Determining child custody is one of the most contentious points in any divorce. Some children may have a preference for the parent they wish to live with. However, Texas has a very firm stance on determining which parent will have sole custodianship or conservatorship of a child. A divorce attorney can give you more information about how child custody is determined.

Ask a Divorce Attorney: Does a Child Choose Which Parent to Live With in a Texas Custody Battle?

When you consult with a divorce attorney in Sugar Land TX, one of your first questions may be about how the family court will determine child custody. For families that have older children, the question of whether the child can choose which parent to live with is important. However, in the state of Texas, children are not allowed to simply choose which parent they want to live with.

That said, if the child is 12 years or older, the court will take into account the wishes of the child. The wishes of the child are one of many factors a family court judge will examine before awarding sole or joint custodianship to parents.

How Does the Court Weigh the Child’s Wishes?

Compared to the other factors the court may examine, the wishes of the child do not have significant weight. For example, in a situation where one parent is unable to offer financial, physical, or emotional support to the child, the child’s wish to live with that parent may not carry any weight. On the other hand, if both parents have equal resources to provide for the needs of the child, the wishes of the child may be used to determine sole custodianship.

Other Factors That May Affect Custodianship

First and foremost, the family court will place the child with a parent who can provide for the best interests of the child. Specifically, the physical and emotional well-being of the child is paramount.
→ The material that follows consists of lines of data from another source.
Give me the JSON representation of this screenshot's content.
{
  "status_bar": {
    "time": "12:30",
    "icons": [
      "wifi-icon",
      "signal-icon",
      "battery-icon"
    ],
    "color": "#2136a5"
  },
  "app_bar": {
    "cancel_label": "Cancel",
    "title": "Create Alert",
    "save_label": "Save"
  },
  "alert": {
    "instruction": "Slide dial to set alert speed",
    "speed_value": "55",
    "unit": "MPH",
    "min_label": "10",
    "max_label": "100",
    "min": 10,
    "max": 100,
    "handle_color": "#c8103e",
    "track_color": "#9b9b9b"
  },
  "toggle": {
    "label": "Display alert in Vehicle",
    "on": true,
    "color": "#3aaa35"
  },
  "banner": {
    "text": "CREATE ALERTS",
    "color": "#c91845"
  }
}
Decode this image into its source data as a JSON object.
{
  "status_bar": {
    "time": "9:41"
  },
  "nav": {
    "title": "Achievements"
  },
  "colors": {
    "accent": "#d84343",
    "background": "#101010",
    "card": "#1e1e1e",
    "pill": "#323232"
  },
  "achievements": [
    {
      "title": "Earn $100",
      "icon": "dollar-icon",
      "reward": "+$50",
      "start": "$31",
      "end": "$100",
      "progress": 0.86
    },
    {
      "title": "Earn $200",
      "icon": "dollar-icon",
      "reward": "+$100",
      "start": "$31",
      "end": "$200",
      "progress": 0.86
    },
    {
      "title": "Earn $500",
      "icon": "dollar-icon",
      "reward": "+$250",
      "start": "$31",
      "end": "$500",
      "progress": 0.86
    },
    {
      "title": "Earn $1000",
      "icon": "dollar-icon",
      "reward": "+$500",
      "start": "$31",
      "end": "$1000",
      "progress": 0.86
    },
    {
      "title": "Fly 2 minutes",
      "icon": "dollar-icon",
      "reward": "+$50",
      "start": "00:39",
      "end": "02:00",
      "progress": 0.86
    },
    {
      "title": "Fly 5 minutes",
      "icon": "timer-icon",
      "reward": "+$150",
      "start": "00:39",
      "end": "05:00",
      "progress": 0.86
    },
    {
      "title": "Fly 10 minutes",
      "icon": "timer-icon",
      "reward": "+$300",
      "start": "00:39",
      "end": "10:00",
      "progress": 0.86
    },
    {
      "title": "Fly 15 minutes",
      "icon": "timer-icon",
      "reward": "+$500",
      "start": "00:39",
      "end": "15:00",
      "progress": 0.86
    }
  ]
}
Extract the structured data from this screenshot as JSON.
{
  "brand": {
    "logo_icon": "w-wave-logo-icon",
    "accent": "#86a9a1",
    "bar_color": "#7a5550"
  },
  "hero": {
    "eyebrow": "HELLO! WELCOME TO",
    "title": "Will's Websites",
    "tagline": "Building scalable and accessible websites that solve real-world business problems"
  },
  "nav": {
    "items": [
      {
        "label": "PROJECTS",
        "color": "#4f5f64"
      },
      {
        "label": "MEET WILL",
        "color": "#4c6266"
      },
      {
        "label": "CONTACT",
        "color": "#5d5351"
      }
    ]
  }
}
While financial support can be supplemented with child support, the court places the most value on a parent who is an active participant in the child’s day-to-day life.

Furthermore, there may be certain circumstances related to the health and wellness of a child that will influence which parent is granted conservatorship. For example, a disabled child or a child with special health needs will benefit most from the care of a parent who can devote time and attention to the child. The court will generally award custody to the parent who is the primary caretaker of the child.

When Can You Ask for Primary Custody To Be Changed?

Child custody arrangements are not always set in stone. In Texas, there is a one-year cooling-off before child custody arrangements can be modified by the court. The one-year cooling-off period is designed to grant stability to the child and allow for the family to adjust to the new custody arrangement.

That said, modifying the child custody arrangement is common if there are geographical restrictions or significant changes in the health of the child. Furthermore, parents may find that joint conservatorship is a better arrangement for the well-being of the child.

Who Can Modify Child Custody?

As a rule, both parents can file a motion to modify primary custody. However, if the parent filing the motion is not the custodial parent, then the parent with current custody of the child must agree to the modification. The exception to this rule is if the child’s current environment is a danger to the child’s emotional development or physical health.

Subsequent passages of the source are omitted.